Advocates of exclusively non-violent tactics are usually privileged whites, say Gelderloos, who have the temerity to tell those those under assault (i.e., at war with state) to tough it out and try to make do with appeals to the consciences of the immoral and sociopathetic elites who benefit from this condition of war. [page 134] Gelderloos also condemns "reformism" as being too easy for the powers-that-be to crush, co-opt, discredit or repress.[page 96]
Gelderloos uses an example of what he recommends for direct action against the state rather than non-violence. First, Gelderloos condemns a non-violent action by a pacifist nun who infiltrated a missile factory and hit the missiles with a hammer but causing them no damage. Why not use a bomb instead of a hand tool asks Gelderloos?
"A bomb," say Gelderloos, "ensure that a factory will not be able to produce missiles far better than a hammer does, and missiles in the possession of imperialist states kill far more people than bombs (or hammers) in the possession of urban guerrilla groups. But this consideration is so far from minds of pacifists that the nuns to whom I allude based much of their trial defense on the contention that they had not caused any real damage, only symbolic damage, to the missile factory..." [page 124]
I am not entirely sure what he would propose as a effective alternative though; Gelderloos never comprehensively addresses the issue of specific tactics.
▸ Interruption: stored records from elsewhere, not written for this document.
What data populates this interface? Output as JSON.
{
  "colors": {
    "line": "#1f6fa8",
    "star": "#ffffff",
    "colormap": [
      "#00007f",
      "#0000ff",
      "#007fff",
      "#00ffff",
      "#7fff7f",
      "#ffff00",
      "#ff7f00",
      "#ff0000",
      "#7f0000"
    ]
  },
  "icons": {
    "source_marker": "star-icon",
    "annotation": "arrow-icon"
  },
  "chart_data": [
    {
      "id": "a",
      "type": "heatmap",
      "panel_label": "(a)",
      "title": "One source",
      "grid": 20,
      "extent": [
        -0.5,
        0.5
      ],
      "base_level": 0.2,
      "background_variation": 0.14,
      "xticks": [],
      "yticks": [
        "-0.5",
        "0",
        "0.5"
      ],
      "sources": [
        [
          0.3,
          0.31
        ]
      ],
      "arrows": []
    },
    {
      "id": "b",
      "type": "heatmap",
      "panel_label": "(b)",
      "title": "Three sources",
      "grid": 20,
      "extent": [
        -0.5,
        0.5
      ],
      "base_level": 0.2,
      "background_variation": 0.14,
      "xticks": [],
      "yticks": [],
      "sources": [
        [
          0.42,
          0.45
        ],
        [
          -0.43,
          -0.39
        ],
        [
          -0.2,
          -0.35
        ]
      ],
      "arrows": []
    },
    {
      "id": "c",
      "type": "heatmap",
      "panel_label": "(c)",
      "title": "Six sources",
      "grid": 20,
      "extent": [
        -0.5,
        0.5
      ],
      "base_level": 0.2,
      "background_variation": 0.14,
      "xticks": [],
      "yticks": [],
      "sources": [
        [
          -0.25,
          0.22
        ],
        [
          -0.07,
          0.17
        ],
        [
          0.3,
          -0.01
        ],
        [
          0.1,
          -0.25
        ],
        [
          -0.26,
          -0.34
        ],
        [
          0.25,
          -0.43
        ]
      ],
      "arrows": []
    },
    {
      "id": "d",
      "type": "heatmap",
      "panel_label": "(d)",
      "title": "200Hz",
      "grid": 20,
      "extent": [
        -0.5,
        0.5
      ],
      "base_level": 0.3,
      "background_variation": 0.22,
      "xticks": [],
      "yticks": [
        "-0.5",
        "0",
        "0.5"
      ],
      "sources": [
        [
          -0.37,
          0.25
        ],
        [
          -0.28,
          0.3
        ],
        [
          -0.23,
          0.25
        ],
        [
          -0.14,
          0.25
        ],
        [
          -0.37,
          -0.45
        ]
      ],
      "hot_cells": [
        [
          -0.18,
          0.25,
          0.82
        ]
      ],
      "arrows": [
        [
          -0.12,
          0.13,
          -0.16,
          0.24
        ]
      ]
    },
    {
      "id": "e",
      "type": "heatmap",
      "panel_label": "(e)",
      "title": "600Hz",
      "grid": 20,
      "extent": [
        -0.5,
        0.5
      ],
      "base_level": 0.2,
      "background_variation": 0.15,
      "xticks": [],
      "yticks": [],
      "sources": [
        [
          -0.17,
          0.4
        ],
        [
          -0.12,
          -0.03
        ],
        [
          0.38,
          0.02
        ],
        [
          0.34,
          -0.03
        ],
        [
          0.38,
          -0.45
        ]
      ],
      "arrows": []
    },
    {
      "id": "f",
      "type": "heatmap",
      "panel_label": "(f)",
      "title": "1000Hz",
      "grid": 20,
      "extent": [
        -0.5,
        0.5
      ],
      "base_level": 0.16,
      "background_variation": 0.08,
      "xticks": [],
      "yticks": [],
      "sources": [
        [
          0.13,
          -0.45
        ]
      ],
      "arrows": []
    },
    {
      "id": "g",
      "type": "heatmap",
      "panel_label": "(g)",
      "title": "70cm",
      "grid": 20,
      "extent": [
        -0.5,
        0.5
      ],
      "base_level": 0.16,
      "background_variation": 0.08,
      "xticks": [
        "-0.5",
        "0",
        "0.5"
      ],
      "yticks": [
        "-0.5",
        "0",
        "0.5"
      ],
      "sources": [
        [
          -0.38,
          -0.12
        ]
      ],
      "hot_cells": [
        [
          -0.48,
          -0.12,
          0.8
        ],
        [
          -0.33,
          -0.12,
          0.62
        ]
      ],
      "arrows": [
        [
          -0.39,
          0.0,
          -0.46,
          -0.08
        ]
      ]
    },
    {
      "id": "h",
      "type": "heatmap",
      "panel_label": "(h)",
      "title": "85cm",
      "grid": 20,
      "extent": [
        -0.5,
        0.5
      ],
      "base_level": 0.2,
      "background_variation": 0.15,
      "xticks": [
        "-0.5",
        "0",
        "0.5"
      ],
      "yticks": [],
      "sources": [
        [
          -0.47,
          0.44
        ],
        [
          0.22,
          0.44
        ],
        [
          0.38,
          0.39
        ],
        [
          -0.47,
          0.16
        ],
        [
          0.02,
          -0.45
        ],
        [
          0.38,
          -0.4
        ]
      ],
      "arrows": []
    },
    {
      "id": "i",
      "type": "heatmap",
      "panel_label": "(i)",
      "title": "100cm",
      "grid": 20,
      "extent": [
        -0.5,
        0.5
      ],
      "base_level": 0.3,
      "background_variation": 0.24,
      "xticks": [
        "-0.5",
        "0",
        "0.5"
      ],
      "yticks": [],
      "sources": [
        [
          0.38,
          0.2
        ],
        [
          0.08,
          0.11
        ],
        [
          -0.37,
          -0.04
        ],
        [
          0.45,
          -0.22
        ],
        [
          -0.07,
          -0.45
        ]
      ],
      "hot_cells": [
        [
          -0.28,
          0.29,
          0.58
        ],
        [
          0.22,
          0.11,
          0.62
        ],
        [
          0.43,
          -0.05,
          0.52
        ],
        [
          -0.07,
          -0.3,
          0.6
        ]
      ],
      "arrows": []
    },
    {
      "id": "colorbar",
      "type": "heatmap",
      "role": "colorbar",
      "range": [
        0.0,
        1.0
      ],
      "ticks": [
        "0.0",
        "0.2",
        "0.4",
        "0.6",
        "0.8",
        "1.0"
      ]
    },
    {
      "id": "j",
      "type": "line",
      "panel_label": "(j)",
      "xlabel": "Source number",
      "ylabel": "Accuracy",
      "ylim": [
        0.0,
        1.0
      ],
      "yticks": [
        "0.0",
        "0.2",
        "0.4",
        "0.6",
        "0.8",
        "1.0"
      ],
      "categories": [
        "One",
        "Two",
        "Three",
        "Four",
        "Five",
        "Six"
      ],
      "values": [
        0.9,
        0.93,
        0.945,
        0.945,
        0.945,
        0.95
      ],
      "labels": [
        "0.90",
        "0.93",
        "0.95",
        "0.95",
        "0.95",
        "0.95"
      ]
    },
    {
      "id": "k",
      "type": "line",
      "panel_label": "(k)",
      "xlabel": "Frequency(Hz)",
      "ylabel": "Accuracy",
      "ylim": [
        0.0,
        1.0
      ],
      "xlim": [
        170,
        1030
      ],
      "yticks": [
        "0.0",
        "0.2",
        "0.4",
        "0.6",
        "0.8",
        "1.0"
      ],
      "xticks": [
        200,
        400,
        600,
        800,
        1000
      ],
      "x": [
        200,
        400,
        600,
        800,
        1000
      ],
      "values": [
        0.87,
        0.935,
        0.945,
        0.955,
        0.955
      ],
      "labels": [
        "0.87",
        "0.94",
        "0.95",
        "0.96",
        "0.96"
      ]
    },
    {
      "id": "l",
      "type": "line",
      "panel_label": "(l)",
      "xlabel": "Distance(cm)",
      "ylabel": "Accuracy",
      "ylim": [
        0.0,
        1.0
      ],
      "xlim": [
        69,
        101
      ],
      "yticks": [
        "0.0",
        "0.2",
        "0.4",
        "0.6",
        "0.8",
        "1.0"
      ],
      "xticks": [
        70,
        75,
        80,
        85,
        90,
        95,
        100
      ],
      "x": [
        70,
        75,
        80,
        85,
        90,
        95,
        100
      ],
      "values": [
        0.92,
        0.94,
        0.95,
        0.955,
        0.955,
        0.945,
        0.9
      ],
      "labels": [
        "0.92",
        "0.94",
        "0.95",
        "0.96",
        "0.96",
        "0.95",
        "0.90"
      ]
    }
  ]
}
But isn't going head-to-head with a violent and ruthless state in effect committing suicide? People who have tried what Gelderloos suggests in his book have not really changed conditions for the better and have usually come to a bad end themselves. Ruby Ridge, the Unabomber, Timothy McVeigh, and the Waco Massacre all come to mind here.
However, Gelderloos' scholarship is very credible, his writing style is very easy to absorb and understand, and his views on the failure of the current menu of tactics for societal change are quite refreshing and necessary for militants to read and discuss. I recommend this book.